After posting the contract, the association will allow its members to study the document until the week of April 14, when the group is trying to schedule a vote, Jackson said. Faculty will have until April 1 to register for membership to vote on the contract.

The contract will set standard salaries for positions such as full professor, assistant professor and instructor, among others, according to a brief contract summary from the BGSU-FA.

In terms of raises, the contract will give faculty members a combined 6.5 percent raise for both the 2011-2012 and 2012-2013 academic years, which will come in each faculty member’s May 20 paycheck, according to the contract summary. The contract will also give faculty the security of a 3 percent raise for the next three academic years.

“There’s still plenty of work to do but at least now the faculty know what is planned,” Jackson said.

The work Jackson is referring to includes finalization of the contract and a vote by the Board of Trustees to approve the contract.

While the administration previously called for an emergency meeting for the board to approve the contract, the board likely won’t vote on it until its May 3 meeting, said Patrick Pauken, secretary to the board and chief contract negotiator for the administration.

With the Faculty Association’s vote falling two weeks before the board’s meeting, the short difference in time is one of a few reasons why the board will not meet early, Pauken said.

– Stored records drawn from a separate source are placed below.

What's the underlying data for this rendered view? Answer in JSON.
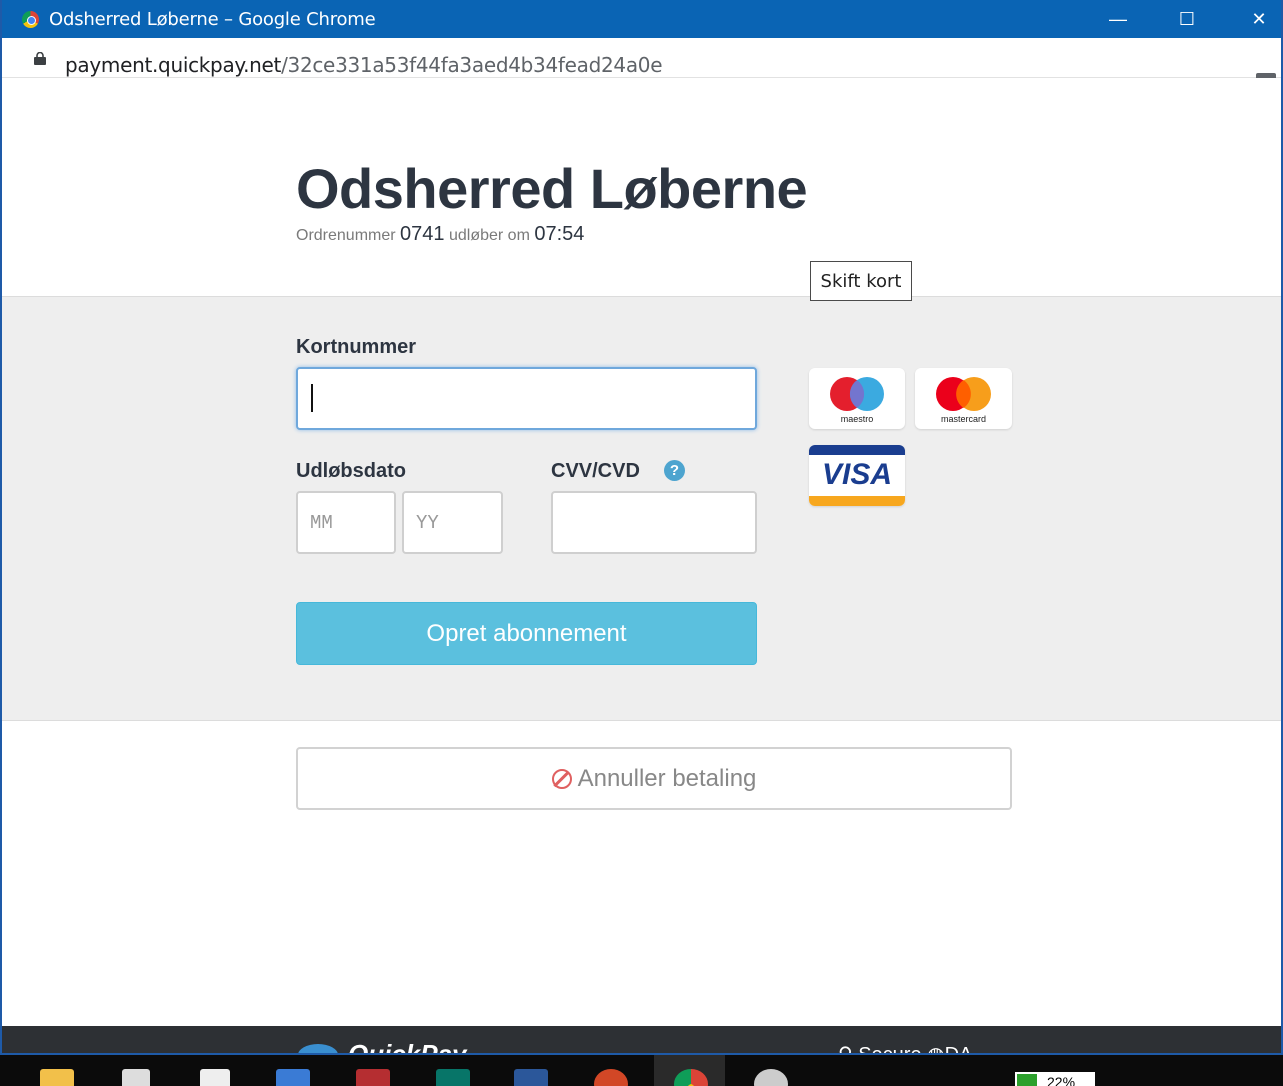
{
  "window": {
    "title": "Odsherred Løberne – Google Chrome",
    "minimize_glyph": "—",
    "maximize_glyph": "☐",
    "close_glyph": "✕"
  },
  "address": {
    "host": "payment.quickpay.net",
    "path": "/32ce331a53f44fa3aed4b34fead24a0e"
  },
  "header": {
    "merchant": "Odsherred Løberne",
    "order_label": "Ordrenummer",
    "order_number": "0741",
    "expires_label": "udløber om",
    "expires_value": "07:54",
    "tooltip": "Skift kort"
  },
  "form": {
    "card_label": "Kortnummer",
    "card_value": "",
    "expiry_label": "Udløbsdato",
    "mm_placeholder": "MM",
    "yy_placeholder": "YY",
    "cvv_label": "CVV/CVD",
    "help_glyph": "?",
    "submit_label": "Opret abonnement"
  },
  "card_logos": {
    "maestro_caption": "maestro",
    "mastercard_caption": "mastercard",
    "visa_word": "VISA"
  },
  "cancel": {
    "label": "Annuller betaling"
  },
  "footer": {
    "brand": "QuickPay",
    "secure_text": "Secure",
    "language": "DA"
  },
  "taskbar": {
    "battery_text": "22%"
  },
  "colors": {
    "titlebar": "#0a64b4",
    "submit": "#5bc0de",
    "help": "#4da4cf",
    "cancel_icon": "#e06060"
  }
}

“It would be pretty difficult to get the board together earlier so we’re pleased that it doesn’t look like we’ll have to,” Pauken said during a phone interview.

Although the board’s approval may not come until its May meeting, the initial announcement of the agreement may have even prevented a strike.

“It was our nuclear deterrent,” Jackson said. “Just like any country, you never want to have to use it but we were prepared to and that wasn’t an easy decision to make.”

Along with preventing a strike, the agreement will also award the retroactive 6.5 percent raise for the past two academic years to the 100 faculty members cut in January.

Student supporters of the Faculty Association, such as sophomore Michael Hart, were happy to hear that the 100 cut faculty members would benefit from the new contract. Hart was involved in the BGSU-FA’s March on McFall protest of the cuts in February.

“I think the administration heard the student voice,” Hart said. “It just shows that the administration is heading in the right way.”

Despite the contract’s inclusion of the 100 faculty members, the Faculty Association is still attempting to separately negotiate the cuts with the administration, Jackson said.

With the contract’s impending approval, the administration and association will soon end a larger battle that started nearly four years ago when the first faculty members took an interest in forming a union.

With what the Faculty Association has considered a lengthy negotiation, the possibility of forming a contract has also been threatened by legislation such as Senate Bill 5, Jackson said. If fully implemented, the bill could have prevented union members in Ohio from using their rights to collective bargaining.

But, with four years of discussion, protest and tension behind them, members of the administration and the Faculty Association are happy they’ve reached a “mutually beneficial” agreement, Pauken and Jackson said.

“It’s a relief and overall, we’re pretty satisfied,” Jackson said.

Besides being satisfied that negotiations are finished, Pauken is happy that the agreement seems to have brought the faculty and administration together, while also preserving the ideals of the University.

“BGSU didn’t get lost in the whole process and we’ve come to realize that we’re all faculty at heart,” Pauken said. “That’s not a bad thing either.”